Para Albert Recio, profesor de Economía de la Universidad Autónoma de Barcelona, “Marx no solo no ha caducado, es un gran clásico y está ganando vigencia y aceptación social debido a la crisis”. Sus ideas valen especialmente para explicar “los conflictos de clase, la crítica al capitalismo y el empleo del ejército industrial de reserva”, expresión que Marx emplea para referirse a los parados. En El capital, no deja de anotar la relación directa entre el salario y el número de personas en paro. En cambio, dice Recio, “Marx no vio la importancia de las estructuras nacionales, un asunto que llevó a la segunda generación de marxistas [Lenin y Rosa Luxemburgo, sobre todo] a abrir el debate sobre el imperialismo”. Tampoco pudo atisbar “la cuestión ecológica por su visión del progreso tecnológico ni la importancia real de las relaciones de género, pese a que Engels sí hizo algunas aproximaciones”. Donde el marxismo sigue en franco retroceso, apunta Recio, es en la Academia “dominada por el pensamiento neoliberal, que ha emprendido una fuerte ofensiva contra las visiones críticas hacia el capitalismo”.

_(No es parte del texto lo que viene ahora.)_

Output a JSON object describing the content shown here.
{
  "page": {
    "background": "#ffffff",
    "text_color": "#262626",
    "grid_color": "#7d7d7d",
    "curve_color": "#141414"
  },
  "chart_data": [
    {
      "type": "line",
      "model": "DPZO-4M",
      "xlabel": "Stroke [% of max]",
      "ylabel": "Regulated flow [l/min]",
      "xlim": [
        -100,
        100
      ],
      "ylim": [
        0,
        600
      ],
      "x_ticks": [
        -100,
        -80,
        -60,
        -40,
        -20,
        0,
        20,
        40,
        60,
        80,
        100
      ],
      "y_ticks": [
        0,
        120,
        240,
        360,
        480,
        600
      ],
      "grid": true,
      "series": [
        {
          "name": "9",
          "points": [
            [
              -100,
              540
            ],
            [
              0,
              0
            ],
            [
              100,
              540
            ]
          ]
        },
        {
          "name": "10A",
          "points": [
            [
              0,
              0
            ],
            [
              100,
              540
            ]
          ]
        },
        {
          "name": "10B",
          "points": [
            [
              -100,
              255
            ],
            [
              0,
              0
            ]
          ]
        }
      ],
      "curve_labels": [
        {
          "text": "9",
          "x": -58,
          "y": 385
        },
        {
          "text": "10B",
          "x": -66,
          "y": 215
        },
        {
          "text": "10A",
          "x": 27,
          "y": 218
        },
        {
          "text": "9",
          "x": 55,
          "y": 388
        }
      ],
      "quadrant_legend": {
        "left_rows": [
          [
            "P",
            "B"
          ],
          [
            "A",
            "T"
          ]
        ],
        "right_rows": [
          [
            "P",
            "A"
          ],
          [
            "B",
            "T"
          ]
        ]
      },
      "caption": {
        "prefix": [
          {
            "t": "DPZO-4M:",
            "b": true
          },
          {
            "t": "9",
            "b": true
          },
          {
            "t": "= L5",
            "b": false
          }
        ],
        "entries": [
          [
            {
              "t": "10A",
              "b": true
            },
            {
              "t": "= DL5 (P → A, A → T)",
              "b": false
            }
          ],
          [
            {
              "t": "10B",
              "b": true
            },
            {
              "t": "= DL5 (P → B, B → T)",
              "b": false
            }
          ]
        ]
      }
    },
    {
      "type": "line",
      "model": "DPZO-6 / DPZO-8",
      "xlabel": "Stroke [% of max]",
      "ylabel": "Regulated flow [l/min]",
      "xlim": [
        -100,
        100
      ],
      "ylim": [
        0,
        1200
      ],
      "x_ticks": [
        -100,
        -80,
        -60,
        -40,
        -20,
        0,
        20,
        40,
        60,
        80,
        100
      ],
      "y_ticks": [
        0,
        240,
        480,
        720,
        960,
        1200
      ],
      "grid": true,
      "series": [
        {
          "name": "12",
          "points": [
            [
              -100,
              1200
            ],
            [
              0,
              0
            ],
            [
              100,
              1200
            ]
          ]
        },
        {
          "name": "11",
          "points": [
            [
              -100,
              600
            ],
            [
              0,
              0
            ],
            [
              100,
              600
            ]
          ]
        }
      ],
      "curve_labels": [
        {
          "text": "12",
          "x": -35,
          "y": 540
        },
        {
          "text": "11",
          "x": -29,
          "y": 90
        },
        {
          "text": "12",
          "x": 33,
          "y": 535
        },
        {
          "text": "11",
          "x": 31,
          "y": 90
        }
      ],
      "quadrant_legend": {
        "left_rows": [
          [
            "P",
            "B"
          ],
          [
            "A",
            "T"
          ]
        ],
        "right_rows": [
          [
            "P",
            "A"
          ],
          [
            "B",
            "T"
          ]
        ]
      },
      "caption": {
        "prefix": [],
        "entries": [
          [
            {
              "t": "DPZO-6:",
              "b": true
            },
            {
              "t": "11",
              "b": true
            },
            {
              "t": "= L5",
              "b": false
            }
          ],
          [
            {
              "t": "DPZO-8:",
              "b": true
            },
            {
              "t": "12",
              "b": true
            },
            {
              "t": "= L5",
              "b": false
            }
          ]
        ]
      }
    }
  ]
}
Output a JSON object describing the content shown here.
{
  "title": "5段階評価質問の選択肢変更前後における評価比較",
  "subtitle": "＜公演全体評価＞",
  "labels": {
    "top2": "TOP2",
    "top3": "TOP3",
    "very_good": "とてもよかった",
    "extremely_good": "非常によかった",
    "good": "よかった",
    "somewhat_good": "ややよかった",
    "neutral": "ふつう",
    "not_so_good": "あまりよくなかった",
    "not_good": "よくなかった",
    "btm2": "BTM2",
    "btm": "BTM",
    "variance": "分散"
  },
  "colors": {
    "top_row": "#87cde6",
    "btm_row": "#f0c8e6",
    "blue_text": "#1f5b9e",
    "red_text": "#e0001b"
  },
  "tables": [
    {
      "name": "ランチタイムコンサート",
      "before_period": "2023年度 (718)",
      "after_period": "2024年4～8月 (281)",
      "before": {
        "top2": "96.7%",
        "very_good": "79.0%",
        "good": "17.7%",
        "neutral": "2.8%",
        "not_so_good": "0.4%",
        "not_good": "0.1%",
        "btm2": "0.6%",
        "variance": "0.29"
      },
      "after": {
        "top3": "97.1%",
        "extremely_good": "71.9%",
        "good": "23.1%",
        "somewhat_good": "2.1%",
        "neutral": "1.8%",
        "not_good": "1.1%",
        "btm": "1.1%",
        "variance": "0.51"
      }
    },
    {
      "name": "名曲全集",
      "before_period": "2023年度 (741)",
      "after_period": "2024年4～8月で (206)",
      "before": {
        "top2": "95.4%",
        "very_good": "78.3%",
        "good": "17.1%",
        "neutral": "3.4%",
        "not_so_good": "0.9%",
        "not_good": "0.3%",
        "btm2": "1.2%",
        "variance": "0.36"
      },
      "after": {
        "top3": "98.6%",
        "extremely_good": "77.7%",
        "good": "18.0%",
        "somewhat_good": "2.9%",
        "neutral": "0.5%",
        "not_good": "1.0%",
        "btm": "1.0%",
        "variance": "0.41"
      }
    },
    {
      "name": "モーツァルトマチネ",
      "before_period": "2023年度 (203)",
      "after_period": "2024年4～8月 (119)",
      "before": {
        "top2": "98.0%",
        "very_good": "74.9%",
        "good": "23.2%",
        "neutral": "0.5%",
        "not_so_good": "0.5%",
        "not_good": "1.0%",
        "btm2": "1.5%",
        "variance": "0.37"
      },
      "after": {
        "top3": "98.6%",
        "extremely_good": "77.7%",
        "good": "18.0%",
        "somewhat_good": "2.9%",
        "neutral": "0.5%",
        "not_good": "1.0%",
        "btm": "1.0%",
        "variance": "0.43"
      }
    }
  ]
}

Joan Coscubiela, diputado por ICV, y Fernando Lezcano, portavoz de CC OO, recurren al pensador italiano Antonio Gramsci para referirse a la “hegemonía” de las ideas liberales. Según Coscubiela, “la ofensiva de la derecha en los ochenta colocó al marxismo a la defensiva”. “La sociedad vio cómo todo se convertía en producto a merced del mercado. Hasta la educación o la sanidad”. Lo peor, asegura, es que aquella gran ofensiva ideológica hizo mella en “cierta izquierda”. Cree Coscubiela que un momento culminante de la rendición ideológica de la izquierda se aprecia en la renuncia del PSOE al marxismo, a propuesta de Felipe González: “Es el gran triunfo de una derecha que obliga a la izquierda a renunciar a su ideología”. Lezcano lo resume así: “La derecha consigue hacer creer a la mayoría de la población que sus valores son los valores de toda la sociedad. Que No caben otros”.